アークは焦ってノアを落ちつかせようと懸命に宥め、ウラノスは渋い顔をした。
当の本人である竜王陛下はポカンとした後、めちゃくちゃ焦った。
「えっ?! あっ、いやそのだな」
「---陛下、発言の許可を」
「許す!」
「事前に申し上げましたよね? ノアは極度の人見知りだと。初対面の方、特に大声で叫ぶ方には怯えると」
「そ、そうだった・・・聞いていたが、つい、思わず・・・」
「思わずじゃありません! 見て下さい、こんなにぴるぴる震えて、可哀想に・・・!!」
ウラノスがビシッと指差した方を見れば、涙目でぴるぴる震えてアークに顔中口付けをされているノアが・・・。

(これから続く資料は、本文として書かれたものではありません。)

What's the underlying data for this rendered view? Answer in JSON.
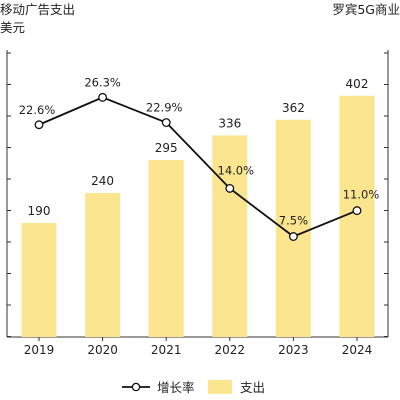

真っ赤になって、違う意味で涙目ぴるぴるのノアに、その場にいたほとんどの竜人は庇護欲をそそられて悶えていた。
「・・・・・・あれ?」
ウラノスはちょっと想定外の状況に戸惑いつつも、何とかノアの紹介を終え、そのまま今度は竜王陛下の私室で、と移動することになった。
さすがに私室には竜王陛下と側近、近衛騎士、ウラノス達3人のみで、気楽にしていいと言われて、お茶を淹れて貰った後に断ってからノアのえげつない防音結界魔法を展開した。
「さて、ココには信頼する者しかおらんからの、詳しい内容を聞かせて貰おうかの」
ニカッと笑った顔はアークに似ていて、ああ、本当に身内なんだなとほっとしたノアを確認して、ウラノスはアルカンシエルからの話を始めた・・・・・・。